İslâm devleti tarafından tayin edilen bir din görevlisinin görevi kabul edip maaş alması din görevliliğine ve imamet yapmasına zarar vermediği gibi müslüman olmayan bir devlet tarafından tayin edilerek görevi kabul edip maaş alması da zarar vermez.
Hatta devlet kâfir bile olsa İslâm’a hizmet etmek gayesiyle böyle bir görevi kabul edip ehil olmayan kimselere bırakmamak lâzımdır. Kadı Şureyh ve Tabiinin bir çok ileri gelenleri zalim ve müstebid ve hatta Cassas’m ifadesine göre bir kısmı mürted olan Emevî hükümdarlarının zamanında Kadılık görevinde bulunup maaş almışlar ama hilâfetlerini kabul etmemişlerdir.

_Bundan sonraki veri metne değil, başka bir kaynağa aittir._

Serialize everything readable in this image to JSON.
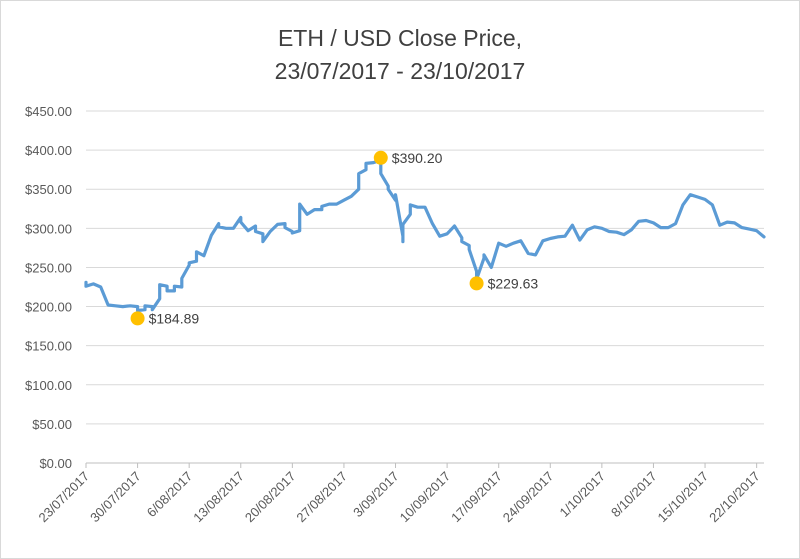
{
  "chart_data": {
    "type": "line",
    "title_lines": [
      "ETH / USD Close Price,",
      "23/07/2017 - 23/10/2017"
    ],
    "xlabel": "",
    "ylabel": "",
    "ylim": [
      0,
      450
    ],
    "y_ticks": [
      0,
      50,
      100,
      150,
      200,
      250,
      300,
      350,
      400,
      450
    ],
    "y_tick_labels": [
      "$0.00",
      "$50.00",
      "$100.00",
      "$150.00",
      "$200.00",
      "$250.00",
      "$300.00",
      "$350.00",
      "$400.00",
      "$450.00"
    ],
    "x_tick_labels": [
      "23/07/2017",
      "30/07/2017",
      "6/08/2017",
      "13/08/2017",
      "20/08/2017",
      "27/08/2017",
      "3/09/2017",
      "10/09/2017",
      "17/09/2017",
      "24/09/2017",
      "1/10/2017",
      "8/10/2017",
      "15/10/2017",
      "22/10/2017"
    ],
    "grid": "horizontal",
    "legend": "none",
    "series": [
      {
        "color": "#5b9bd5",
        "points": [
          [
            "23/07/2017",
            231
          ],
          [
            "23/07/2017",
            226
          ],
          [
            "24/07/2017",
            229
          ],
          [
            "25/07/2017",
            225
          ],
          [
            "26/07/2017",
            202
          ],
          [
            "27/07/2017",
            201
          ],
          [
            "28/07/2017",
            200
          ],
          [
            "29/07/2017",
            201
          ],
          [
            "30/07/2017",
            200
          ],
          [
            "30/07/2017",
            195
          ],
          [
            "31/07/2017",
            196
          ],
          [
            "31/07/2017",
            201
          ],
          [
            "1/08/2017",
            200
          ],
          [
            "1/08/2017",
            196
          ],
          [
            "2/08/2017",
            210
          ],
          [
            "2/08/2017",
            228
          ],
          [
            "3/08/2017",
            226
          ],
          [
            "3/08/2017",
            220
          ],
          [
            "4/08/2017",
            220
          ],
          [
            "4/08/2017",
            226
          ],
          [
            "5/08/2017",
            225
          ],
          [
            "5/08/2017",
            236
          ],
          [
            "6/08/2017",
            253
          ],
          [
            "6/08/2017",
            256
          ],
          [
            "7/08/2017",
            258
          ],
          [
            "7/08/2017",
            270
          ],
          [
            "8/08/2017",
            265
          ],
          [
            "9/08/2017",
            291
          ],
          [
            "10/08/2017",
            306
          ],
          [
            "10/08/2017",
            302
          ],
          [
            "11/08/2017",
            300
          ],
          [
            "12/08/2017",
            300
          ],
          [
            "13/08/2017",
            314
          ],
          [
            "13/08/2017",
            308
          ],
          [
            "14/08/2017",
            297
          ],
          [
            "15/08/2017",
            303
          ],
          [
            "15/08/2017",
            296
          ],
          [
            "16/08/2017",
            293
          ],
          [
            "16/08/2017",
            283
          ],
          [
            "17/08/2017",
            296
          ],
          [
            "18/08/2017",
            305
          ],
          [
            "19/08/2017",
            306
          ],
          [
            "19/08/2017",
            301
          ],
          [
            "20/08/2017",
            296
          ],
          [
            "20/08/2017",
            294
          ],
          [
            "21/08/2017",
            297
          ],
          [
            "21/08/2017",
            317
          ],
          [
            "21/08/2017",
            331
          ],
          [
            "22/08/2017",
            318
          ],
          [
            "23/08/2017",
            324
          ],
          [
            "24/08/2017",
            324
          ],
          [
            "24/08/2017",
            328
          ],
          [
            "25/08/2017",
            331
          ],
          [
            "26/08/2017",
            331
          ],
          [
            "27/08/2017",
            336
          ],
          [
            "28/08/2017",
            341
          ],
          [
            "29/08/2017",
            350
          ],
          [
            "29/08/2017",
            370
          ],
          [
            "30/08/2017",
            375
          ],
          [
            "30/08/2017",
            383
          ],
          [
            "31/08/2017",
            384
          ],
          [
            "1/09/2017",
            387
          ],
          [
            "1/09/2017",
            391
          ],
          [
            "1/09/2017",
            383
          ],
          [
            "1/09/2017",
            370
          ],
          [
            "2/09/2017",
            354
          ],
          [
            "2/09/2017",
            350
          ],
          [
            "3/09/2017",
            336
          ],
          [
            "3/09/2017",
            343
          ],
          [
            "4/09/2017",
            290
          ],
          [
            "4/09/2017",
            283
          ],
          [
            "4/09/2017",
            305
          ],
          [
            "5/09/2017",
            318
          ],
          [
            "5/09/2017",
            330
          ],
          [
            "6/09/2017",
            327
          ],
          [
            "7/09/2017",
            327
          ],
          [
            "8/09/2017",
            306
          ],
          [
            "9/09/2017",
            290
          ],
          [
            "10/09/2017",
            293
          ],
          [
            "11/09/2017",
            303
          ],
          [
            "12/09/2017",
            288
          ],
          [
            "12/09/2017",
            283
          ],
          [
            "13/09/2017",
            278
          ],
          [
            "13/09/2017",
            273
          ],
          [
            "14/09/2017",
            245
          ],
          [
            "14/09/2017",
            235
          ],
          [
            "15/09/2017",
            262
          ],
          [
            "15/09/2017",
            266
          ],
          [
            "16/09/2017",
            250
          ],
          [
            "17/09/2017",
            281
          ],
          [
            "18/09/2017",
            277
          ],
          [
            "19/09/2017",
            281
          ],
          [
            "20/09/2017",
            284
          ],
          [
            "21/09/2017",
            268
          ],
          [
            "22/09/2017",
            266
          ],
          [
            "23/09/2017",
            284
          ],
          [
            "24/09/2017",
            287
          ],
          [
            "25/09/2017",
            289
          ],
          [
            "26/09/2017",
            290
          ],
          [
            "27/09/2017",
            304
          ],
          [
            "28/09/2017",
            285
          ],
          [
            "29/09/2017",
            298
          ],
          [
            "30/09/2017",
            302
          ],
          [
            "1/10/2017",
            300
          ],
          [
            "2/10/2017",
            296
          ],
          [
            "3/10/2017",
            295
          ],
          [
            "4/10/2017",
            292
          ],
          [
            "5/10/2017",
            298
          ],
          [
            "6/10/2017",
            309
          ],
          [
            "7/10/2017",
            310
          ],
          [
            "8/10/2017",
            307
          ],
          [
            "9/10/2017",
            301
          ],
          [
            "10/10/2017",
            301
          ],
          [
            "11/10/2017",
            306
          ],
          [
            "12/10/2017",
            330
          ],
          [
            "13/10/2017",
            343
          ],
          [
            "14/10/2017",
            340
          ],
          [
            "15/10/2017",
            337
          ],
          [
            "16/10/2017",
            330
          ],
          [
            "17/10/2017",
            304
          ],
          [
            "18/10/2017",
            308
          ],
          [
            "19/10/2017",
            307
          ],
          [
            "20/10/2017",
            301
          ],
          [
            "21/10/2017",
            299
          ],
          [
            "22/10/2017",
            297
          ],
          [
            "23/10/2017",
            289
          ]
        ]
      }
    ],
    "annotations": [
      {
        "x": "30/07/2017",
        "y": 184.89,
        "label": "$184.89",
        "marker_color": "#ffc000",
        "label_side": "right"
      },
      {
        "x": "1/09/2017",
        "y": 390.2,
        "label": "$390.20",
        "marker_color": "#ffc000",
        "label_side": "right"
      },
      {
        "x": "14/09/2017",
        "y": 229.63,
        "label": "$229.63",
        "marker_color": "#ffc000",
        "label_side": "right"
      }
    ]
  }
}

Hazret-i Haşan Said bin Cubeyr, Şa’bi ve Tabiînin ileri gelenleri de bu zalimlerden maaşlarını almakla beraber onlara karşı geldiler. Dört bin Kurra ve hafız Haccac-ı Zalim’e karşı savaş açıp, Ahvaz, Basra ve Deyr El-Cemacim gibi yerlerde Allah rızası için kendisiyle çarpışarak kanlarını dökmüşlerdir (104).
Ancak böyle bir görev için dinden taviz verip ehli küfrün düzenini benimseyen kimse, mürted olduğundan, arkasında namaz kılmak caiz değildir.